TRADE DEAL WITH TRUMP
Once again, the Conservatives believe Carney looks vulnerable on trade with the United States. He has had to apologize for a Doug Ford-inspired advertisement that ran against Trump. He has been caught sounding glib when asked about the last time he spoke with the American president, replying, “Who cares?” at a press conference and then defending his response because it seemed out of touch with Canadians’ concerns about food prices and other American staples. The elbows-up approach worked in 2025, but will it work in 2026? Have Canadians seen enough bickering with the U.S., or do they like the David versus Goliath dynamic? Carney will have to play this carefully. Too much of a good thing can flood the zone, creating problems that quickly become unwieldy. Trump seemed to like Carney simply because he was not Trudeau. If that changes and Trump considers Carney an obstacle, unwilling to cooperate, he could undermine a Canadian prime minister. The president could make business folks nervous, become truculent about issues on the table, and embarrass Carney in public. Canadians may see this as too much or see it as evidence that Carney can’t make a deal with Trump. An election would not be far off if the Conservatives think Canadian voters have lost confidence in Carney on an issue as important as American trade.
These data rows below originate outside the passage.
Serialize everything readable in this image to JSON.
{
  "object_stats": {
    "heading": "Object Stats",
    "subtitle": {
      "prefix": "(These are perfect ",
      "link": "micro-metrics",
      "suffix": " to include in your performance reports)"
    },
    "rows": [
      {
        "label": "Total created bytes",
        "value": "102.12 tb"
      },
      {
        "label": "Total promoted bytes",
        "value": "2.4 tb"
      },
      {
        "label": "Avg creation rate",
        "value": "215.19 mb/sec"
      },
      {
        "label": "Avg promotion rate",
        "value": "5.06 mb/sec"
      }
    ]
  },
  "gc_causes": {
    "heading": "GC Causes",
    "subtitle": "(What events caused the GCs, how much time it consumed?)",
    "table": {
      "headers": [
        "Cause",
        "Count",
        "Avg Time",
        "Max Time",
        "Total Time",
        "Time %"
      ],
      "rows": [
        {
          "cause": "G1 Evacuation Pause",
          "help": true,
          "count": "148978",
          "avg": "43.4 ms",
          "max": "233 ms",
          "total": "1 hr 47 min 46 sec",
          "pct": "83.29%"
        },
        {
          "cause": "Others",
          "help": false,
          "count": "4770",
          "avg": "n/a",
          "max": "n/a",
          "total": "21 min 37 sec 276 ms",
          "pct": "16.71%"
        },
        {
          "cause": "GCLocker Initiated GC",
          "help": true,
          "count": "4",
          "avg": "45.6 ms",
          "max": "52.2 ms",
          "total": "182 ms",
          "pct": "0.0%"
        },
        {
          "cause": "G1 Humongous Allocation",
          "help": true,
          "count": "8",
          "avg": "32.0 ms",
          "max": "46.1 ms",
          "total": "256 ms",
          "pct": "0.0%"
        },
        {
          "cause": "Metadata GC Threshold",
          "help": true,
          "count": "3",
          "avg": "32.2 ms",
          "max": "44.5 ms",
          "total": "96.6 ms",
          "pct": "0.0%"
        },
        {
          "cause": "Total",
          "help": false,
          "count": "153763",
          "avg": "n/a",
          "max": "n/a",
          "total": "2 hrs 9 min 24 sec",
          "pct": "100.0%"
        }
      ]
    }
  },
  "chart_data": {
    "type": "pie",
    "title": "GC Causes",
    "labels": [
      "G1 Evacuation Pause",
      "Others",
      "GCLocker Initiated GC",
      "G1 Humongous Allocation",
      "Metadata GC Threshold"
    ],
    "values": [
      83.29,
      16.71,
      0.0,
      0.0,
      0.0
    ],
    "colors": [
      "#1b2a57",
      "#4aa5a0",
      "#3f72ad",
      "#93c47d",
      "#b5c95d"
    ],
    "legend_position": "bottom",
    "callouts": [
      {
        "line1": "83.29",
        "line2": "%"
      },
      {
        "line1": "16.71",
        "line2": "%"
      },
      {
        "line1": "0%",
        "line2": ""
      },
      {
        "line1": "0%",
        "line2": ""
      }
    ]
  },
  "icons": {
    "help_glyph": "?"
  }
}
Canadians will hear a lot about these issues in the months to come. This author suspects that sometime in mid to late spring, we will find out that the Carney government needs a new mandate to proceed. This author strongly suspects that one of these four issues will be the grounds for forcing Canadians back to the polls in 2026, much sooner than many had originally thought, but exactly when Carney hopes to mastermind the perfect environment for a Liberal majority. This will test Carney’s acumen as a party leader and determine his eventual ranking as a prime minister of substance and accomplishment, or one as a quickly fading vapour who served as a caretaker between the woke government of Trudeau and the populist one of Pierre Poilievre.
Dave Redekop is a retired elementary resource teacher who worked as a Registrar part-time at the St. Catharines Courthouse until being appointed Executive Director at Redeemer Bible Church in October 2023 (RBC does not necessarily endorse his opinions in this column). He has worked on political campaigns since high school and attended university in South Carolina for five years, earning a Master’s in American History with a specialization in Civil Rights. Dave loves reading biographies.